Peter Gomes offers a look at religion from a distinctive perspective. Gomes, a Reverend and Professor at Harvard University, argues that the Bible is neither anti-Semitic, anti-feminist nor anti-gay.
In 1991, Peninsula, a conservative Harvard magazine, published a 56-page issue largely critical of homosexuality. Gomes denounced the magazine and came out publicly at Harvard’s Memorial Church. A small group called Concerned Christians at Harvard immediately called for his resignation, but Gomes received support from the Harvard administration.

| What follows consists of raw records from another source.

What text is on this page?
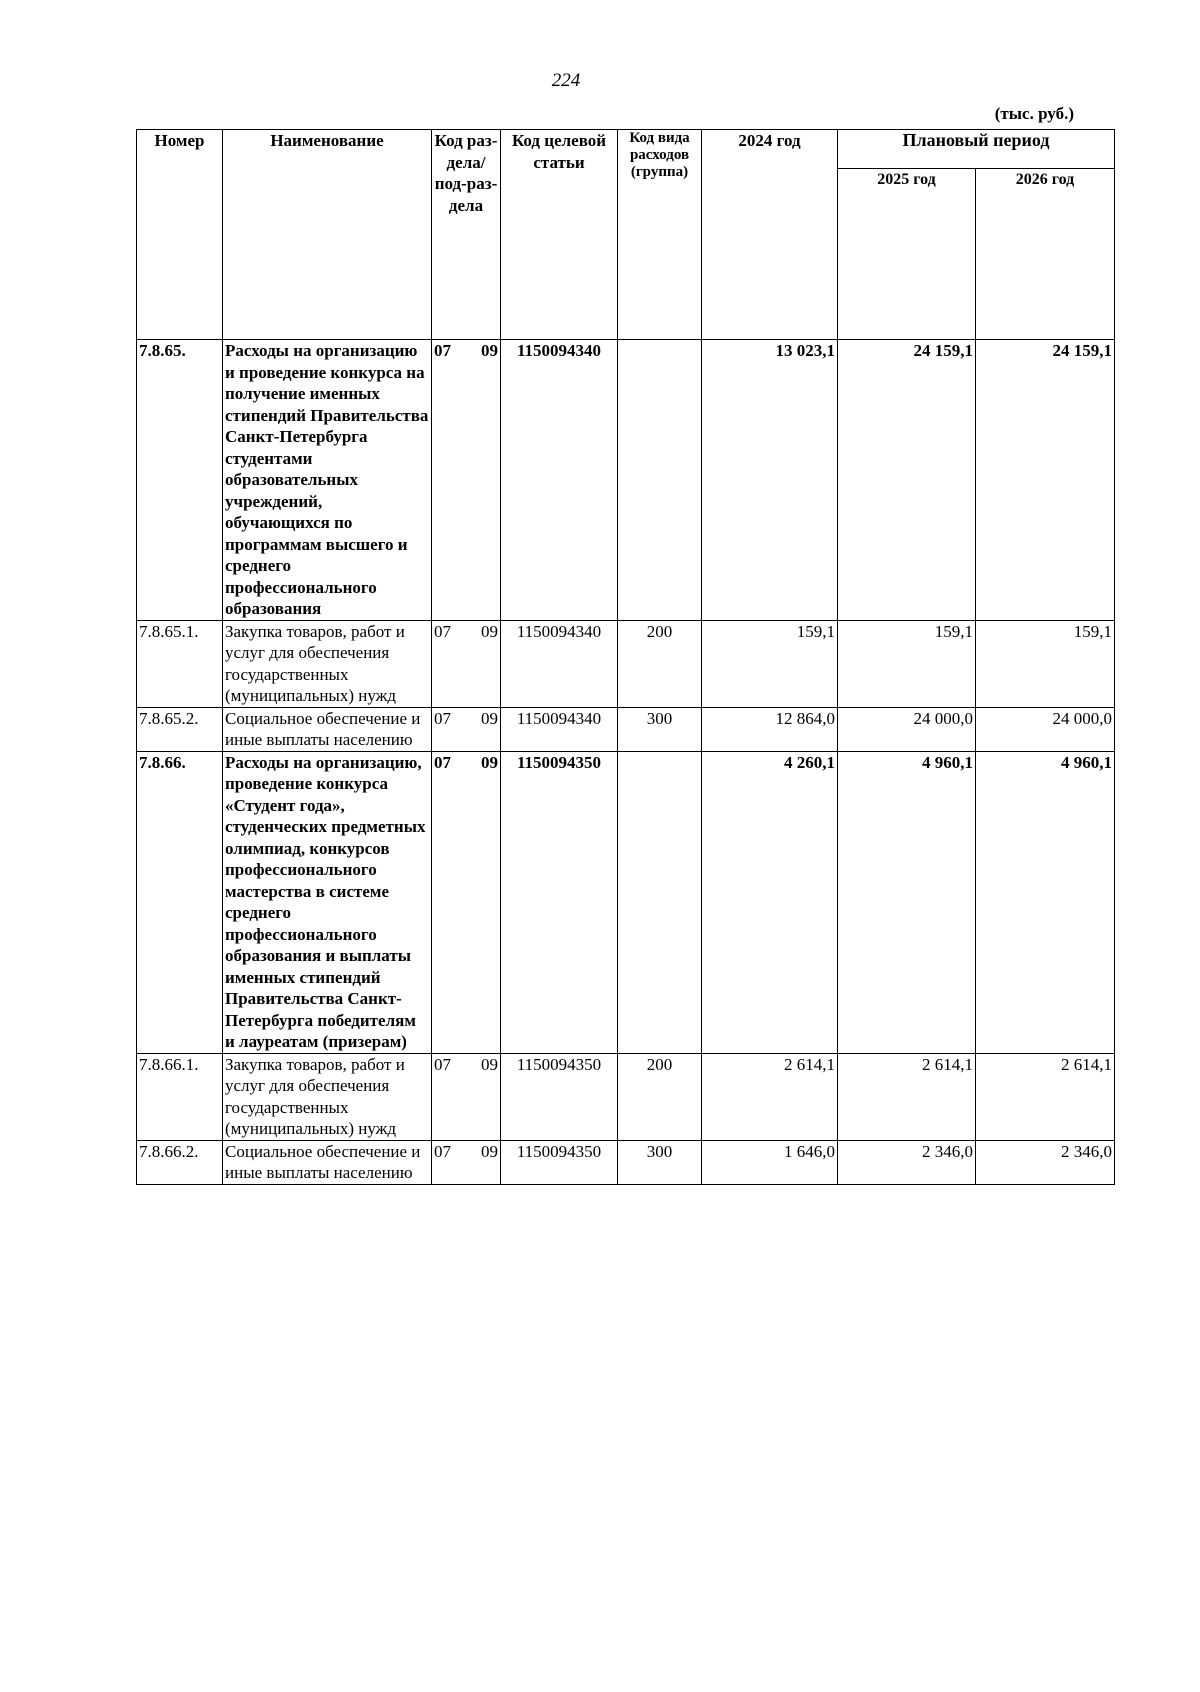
224
(тыс. руб.)
Номер	Наименование	Код раз-дела/ под-раз-дела	Код целевой статьи	Код вида расходов (группа)	2024 год	Плановый период	
						2025 год	2026 год
7.8.65.	Расходы на организацию и проведение конкурса на получение именных стипендий Правительства Санкт-Петербурга студентами образовательных учреждений, обучающихся по программам высшего и среднего профессионального образования	07 09	1150094340		13 023,1	24 159,1	24 159,1
7.8.65.1.	Закупка товаров, работ и услуг для обеспечения государственных (муниципальных) нужд	07 09	1150094340	200	159,1	159,1	159,1
7.8.65.2.	Социальное обеспечение и иные выплаты населению	07 09	1150094340	300	12 864,0	24 000,0	24 000,0
7.8.66.	Расходы на организацию, проведение конкурса «Студент года», студенческих предметных олимпиад, конкурсов профессионального мастерства в системе среднего профессионального образования и выплаты именных стипендий Правительства Санкт-Петербурга победителям и лауреатам (призерам)	07 09	1150094350		4 260,1	4 960,1	4 960,1
7.8.66.1.	Закупка товаров, работ и услуг для обеспечения государственных (муниципальных) нужд	07 09	1150094350	200	2 614,1	2 614,1	2 614,1
7.8.66.2.	Социальное обеспечение и иные выплаты населению	07 09	1150094350	300	1 646,0	2 346,0	2 346,0
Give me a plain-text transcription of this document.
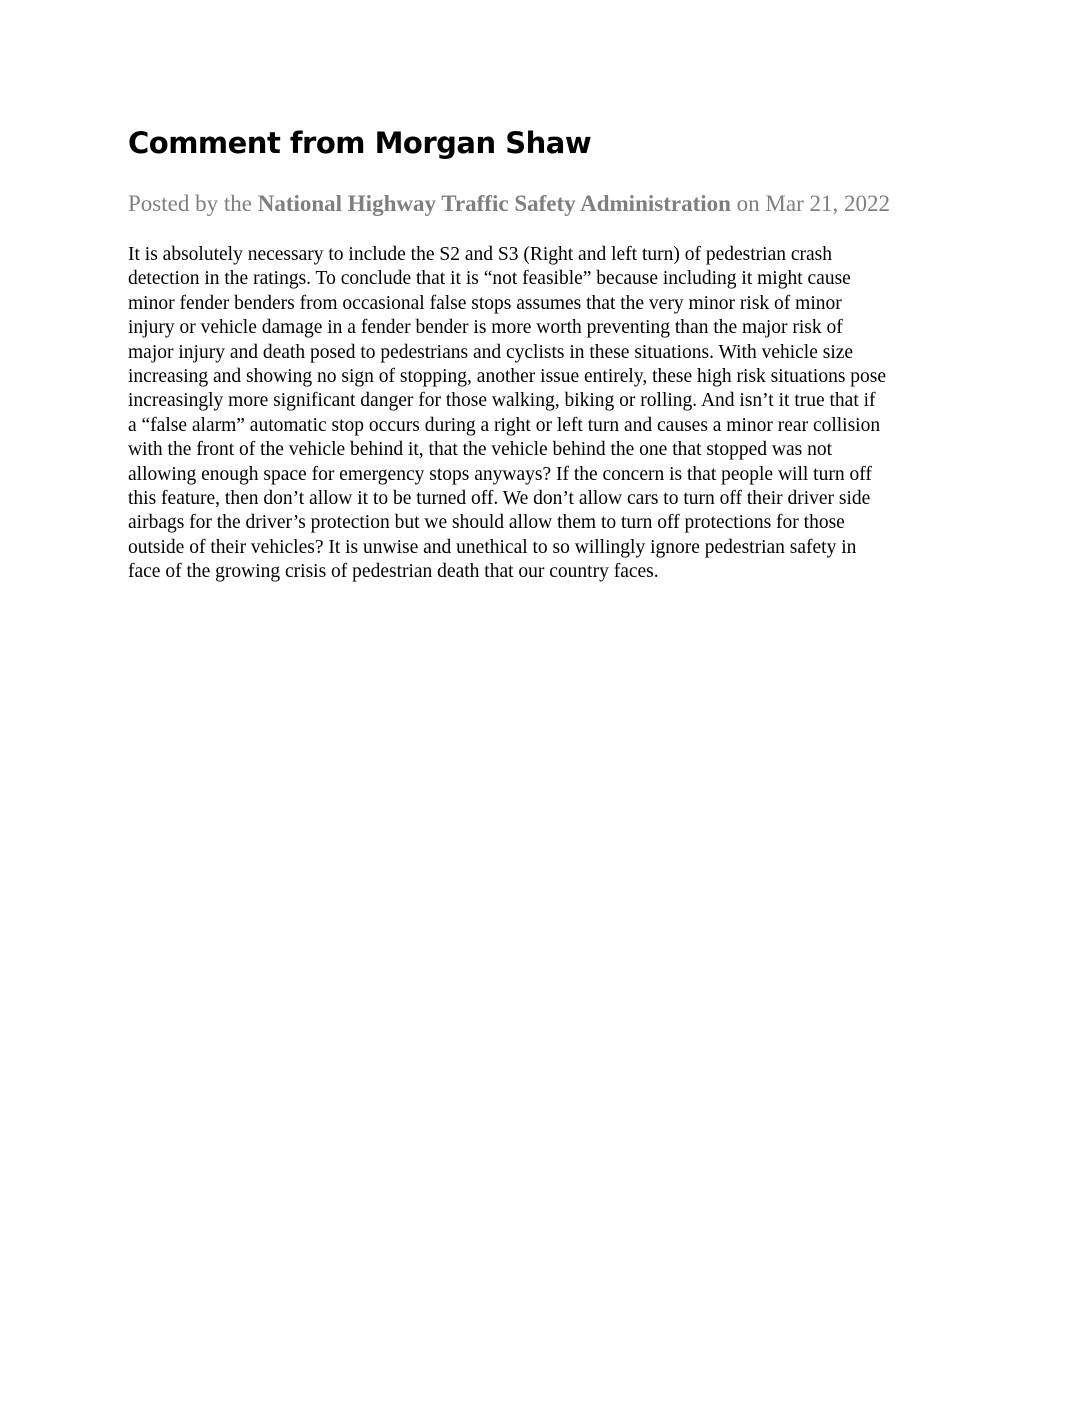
Comment from Morgan Shaw

Posted by the National Highway Traffic Safety Administration on Mar 21, 2022

It is absolutely necessary to include the S2 and S3 (Right and left turn) of pedestrian crash
detection in the ratings. To conclude that it is “not feasible” because including it might cause
minor fender benders from occasional false stops assumes that the very minor risk of minor
injury or vehicle damage in a fender bender is more worth preventing than the major risk of
major injury and death posed to pedestrians and cyclists in these situations. With vehicle size
increasing and showing no sign of stopping, another issue entirely, these high risk situations pose
increasingly more significant danger for those walking, biking or rolling. And isn’t it true that if
a “false alarm” automatic stop occurs during a right or left turn and causes a minor rear collision
with the front of the vehicle behind it, that the vehicle behind the one that stopped was not
allowing enough space for emergency stops anyways? If the concern is that people will turn off
this feature, then don’t allow it to be turned off. We don’t allow cars to turn off their driver side
airbags for the driver’s protection but we should allow them to turn off protections for those
outside of their vehicles? It is unwise and unethical to so willingly ignore pedestrian safety in
face of the growing crisis of pedestrian death that our country faces.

Renowned for both his teaching and his preaching, Reverend Gomes is the Plummer Professor of Christian Morals at Harvard and the Pusey Minister at Harvard’s Memorial Church. A graduate of Bates College in 1965 and Harvard Divinity School in 1968, he also studied at the University of Cambridge, where he is an Honorary Fellow and where the Gomes Lectureship was established in his honor. Gomes holds thirty-three honorary degrees. Religion and American Life named him Clergy of the Year in 1998, and he won the Phi Beta Kappa Teaching Award from Harvard in 2001. Gomes offered prayers at the inaugurations of Ronald Reagan and George H.W. Bush.
Gomes is a widely published author. Of the ten volumes of sermons and numerous articles and papers he has written, two of his works – “The Good Book: Reading the Bible with Mind and Heart” (1996) and Sermons: “Biblical Wisdom for Daily Living” (1998) – were New York Times and national bestsellers.